EMS providers operate in a fast-paced environment where decisions are often made quickly with little information and under less than ideal conditions. Include the human factor element and it becomes the perfect setting for a medication error to occur. While many providers may not bring up the topic, most have either witnessed, or been involved with, a medication error.
According to the Center for Drug Evaluation and Research, the Division of Medication Error Prevention and Analysis a medication error is “any preventable event that may cause or lead to inappropriate medication use or patient harm while the medication is in the control of the health care professional, patient, or consumer. Such events may be related to professional practice, health care products, procedures, and systems, including prescribing; order communication; product labeling, packaging, and nomenclature; compounding; dispensing; distribution; administration; education; monitoring; and use.”
Everyone is at risk
Who is at risk for making a medication error? The simple answer is: Everyone.

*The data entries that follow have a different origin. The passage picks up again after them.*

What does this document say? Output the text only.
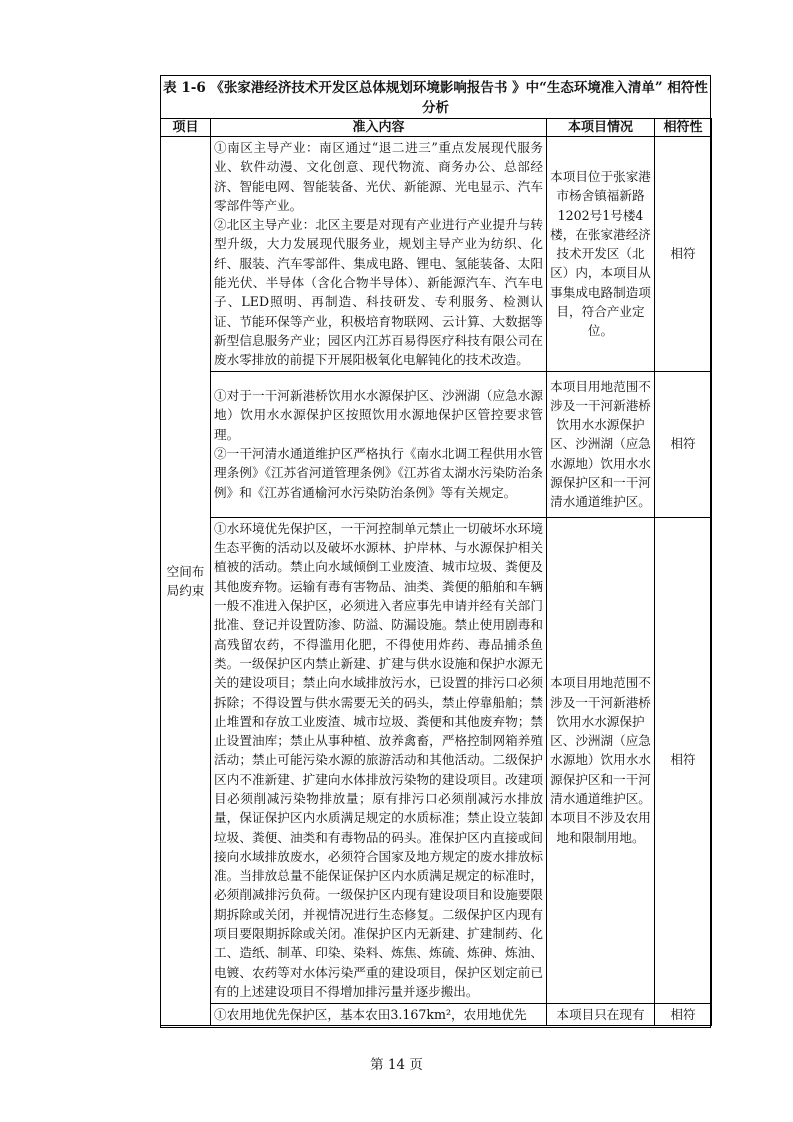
表 1-6 《张家港经济技术开发区总体规划环境影响报告书 》中“生态环境准入清单” 相符性分析
项目	准入内容	本项目情况	相符性
空间布局约束	①南区主导产业：南区通过“退二进三”重点发展现代服务业、软件动漫、文化创意、现代物流、商务办公、总部经济、智能电网、智能装备、光伏、新能源、光电显示、汽车零部件等产业。

②北区主导产业：北区主要是对现有产业进行产业提升与转型升级，大力发展现代服务业，规划主导产业为纺织、化纤、服装、汽车零部件、集成电路、锂电、氢能装备、太阳能光伏、半导体（含化合物半导体）、新能源汽车、汽车电子、LED照明、再制造、科技研发、专利服务、检测认证、节能环保等产业，积极培育物联网、云计算、大数据等新型信息服务产业；园区内江苏百易得医疗科技有限公司在废水零排放的前提下开展阳极氧化电解钝化的技术改造。	本项目位于张家港市杨舍镇福新路1202号1号楼4楼，在张家港经济技术开发区（北区）内，本项目从事集成电路制造项目，符合产业定位。	相符

	①对于一干河新港桥饮用水水源保护区、沙洲湖（应急水源地）饮用水水源保护区按照饮用水源地保护区管控要求管理。

②一干河清水通道维护区严格执行《南水北调工程供用水管理条例》《江苏省河道管理条例》《江苏省太湖水污染防治条例》和《江苏省通榆河水污染防治条例》等有关规定。	本项目用地范围不涉及一干河新港桥饮用水水源保护区、沙洲湖（应急水源地）饮用水水源保护区和一干河清水通道维护区。	相符

	①水环境优先保护区，一干河控制单元禁止一切破坏水环境生态平衡的活动以及破坏水源林、护岸林、与水源保护相关植被的活动。禁止向水域倾倒工业废渣、城市垃圾、粪便及其他废弃物。运输有毒有害物品、油类、粪便的船舶和车辆一般不准进入保护区，必须进入者应事先申请并经有关部门批准、登记并设置防渗、防溢、防漏设施。禁止使用剧毒和高残留农药，不得滥用化肥，不得使用炸药、毒品捕杀鱼类。一级保护区内禁止新建、扩建与供水设施和保护水源无关的建设项目；禁止向水域排放污水，已设置的排污口必须拆除；不得设置与供水需要无关的码头，禁止停靠船舶；禁止堆置和存放工业废渣、城市垃圾、粪便和其他废弃物；禁止设置油库；禁止从事种植、放养禽畜，严格控制网箱养殖活动；禁止可能污染水源的旅游活动和其他活动。二级保护区内不准新建、扩建向水体排放污染物的建设项目。改建项目必须削减污染物排放量；原有排污口必须削减污水排放量，保证保护区内水质满足规定的水质标准；禁止设立装卸垃圾、粪便、油类和有毒物品的码头。准保护区内直接或间接向水域排放废水，必须符合国家及地方规定的废水排放标准。当排放总量不能保证保护区内水质满足规定的标准时，必须削减排污负荷。一级保护区内现有建设项目和设施要限期拆除或关闭，并视情况进行生态修复。二级保护区内现有项目要限期拆除或关闭。准保护区内无新建、扩建制药、化工、造纸、制革、印染、染料、炼焦、炼硫、炼砷、炼油、电镀、农药等对水体污染严重的建设项目，保护区划定前已有的上述建设项目不得增加排污量并逐步搬出。	本项目用地范围不涉及一干河新港桥饮用水水源保护区、沙洲湖（应急水源地）饮用水水源保护区和一干河清水通道维护区。本项目不涉及农用地和限制用地。	相符

	①农用地优先保护区，基本农田3.167km²，农用地优先	本项目只在现有	相符
第 14 页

We are all human and prone to error. In addition, when analyzing medication errors, many errors can be linked to either a poor system design and/or a lack of safety behaviors.

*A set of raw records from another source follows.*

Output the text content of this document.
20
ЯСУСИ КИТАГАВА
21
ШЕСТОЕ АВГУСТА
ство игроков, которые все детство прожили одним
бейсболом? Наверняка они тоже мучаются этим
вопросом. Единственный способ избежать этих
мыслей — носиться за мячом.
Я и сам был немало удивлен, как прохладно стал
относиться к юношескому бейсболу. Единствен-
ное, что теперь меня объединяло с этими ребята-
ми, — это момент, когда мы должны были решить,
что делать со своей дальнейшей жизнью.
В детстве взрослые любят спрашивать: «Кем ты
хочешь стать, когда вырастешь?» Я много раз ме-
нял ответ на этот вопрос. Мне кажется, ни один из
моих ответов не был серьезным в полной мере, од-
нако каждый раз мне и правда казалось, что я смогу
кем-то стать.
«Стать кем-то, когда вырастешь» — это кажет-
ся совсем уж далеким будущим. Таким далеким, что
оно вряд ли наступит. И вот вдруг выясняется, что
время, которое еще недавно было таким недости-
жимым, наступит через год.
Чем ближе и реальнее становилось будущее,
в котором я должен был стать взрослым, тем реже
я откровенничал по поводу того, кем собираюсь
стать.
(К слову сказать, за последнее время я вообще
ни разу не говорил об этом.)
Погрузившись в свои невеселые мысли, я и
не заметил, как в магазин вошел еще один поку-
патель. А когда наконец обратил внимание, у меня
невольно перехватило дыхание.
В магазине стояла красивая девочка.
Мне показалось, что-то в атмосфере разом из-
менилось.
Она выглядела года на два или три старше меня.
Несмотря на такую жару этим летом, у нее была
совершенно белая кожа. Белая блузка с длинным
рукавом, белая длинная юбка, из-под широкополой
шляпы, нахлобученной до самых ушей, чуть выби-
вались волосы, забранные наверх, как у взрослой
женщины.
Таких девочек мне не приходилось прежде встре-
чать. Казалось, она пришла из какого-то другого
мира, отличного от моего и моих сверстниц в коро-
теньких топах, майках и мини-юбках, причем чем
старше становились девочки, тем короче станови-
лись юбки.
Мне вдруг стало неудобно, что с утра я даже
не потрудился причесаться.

Historically, EMS providers were expected to not only have drug dosages and protocols memorized, but they also were expected to be able to perform mental calculations for the appropriate patient dose. This expectation was further emphasized by certification programs that required rote memorization of formulas/ protocols.

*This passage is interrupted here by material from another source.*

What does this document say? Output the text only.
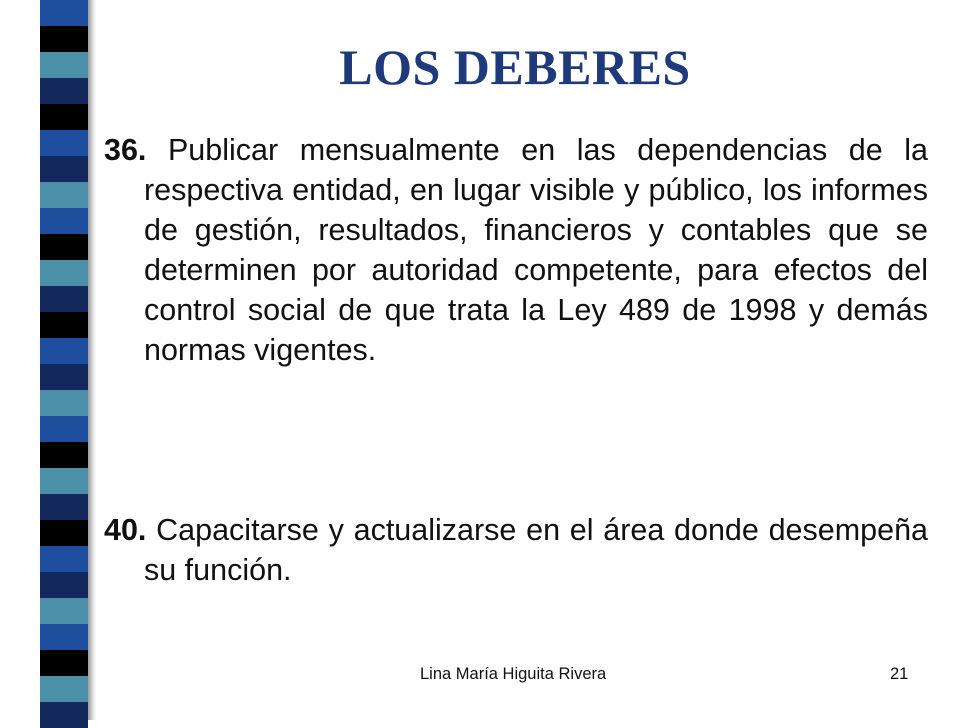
LOS DEBERES

36. Publicar mensualmente en las dependencias de la respectiva entidad, en lugar visible y público, los informes de gestión, resultados, financieros y contables que se determinen por autoridad competente, para efectos del control social de que trata la Ley 489 de 1998 y demás normas vigentes.

40. Capacitarse y actualizarse en el área donde desempeña su función.

Lina María Higuita Rivera	21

In today’s health care, research has shown that memorization/mental calculation of dosing can actually increase the risk of committing a medication error. Because of this risk, it is becoming more common to see providers use checklists and other cognitive aids.
Medication error causes
The CPS PSO database contains many medication error events with varying causal factors. One trend recently observed involved morphine and midazolam and indicated the two medications were being confused and wrongly administered. While causal factors vary, many times it is the system in place that increases the likelihood of a medication error.
Examples of medication errors include:
- Similar names of medication
- Similar packaging or container
- Similar route of delivery
- Medications locked together
- No cross check process in place or time out taken before administration
Reduce errors with better systems and behaviors
There are no simple solutions for the prevention of medication errors, however, instituting the best systems and safety behaviors are important steps. There are processes that can assist with decreasing the risk, beginning with ensuring that the five rights are followed:
- Right Dose
- Right Patient
- Right Route
- Right Time
- Right Drug
Other processes recommended include:
- Cross checking prior to medication administration
- Develop a culture of patient safety
- Encourage providers to contact medical control with questions rather than rely on memory
- Report adverse events, near misses and unsafe conditions to identify system flaws and allow for learning.
“Patients should be encouraged to maintain an accurate written medication list with them at all times and include not only what they are taking, but why. Maintaining an accurate list and assuring health care professionals including physicians, nurses, pharmacists, and EMS personnel have access to the list can prevent serious medication errors and adverse events from occurring when entering the health care systems,” said Amy Vogelsmeier, PhD, RN , FAAN, Associate Professor, University of Missouri Sinclair School of Nursing, Consultant to the Center for Patient Safety.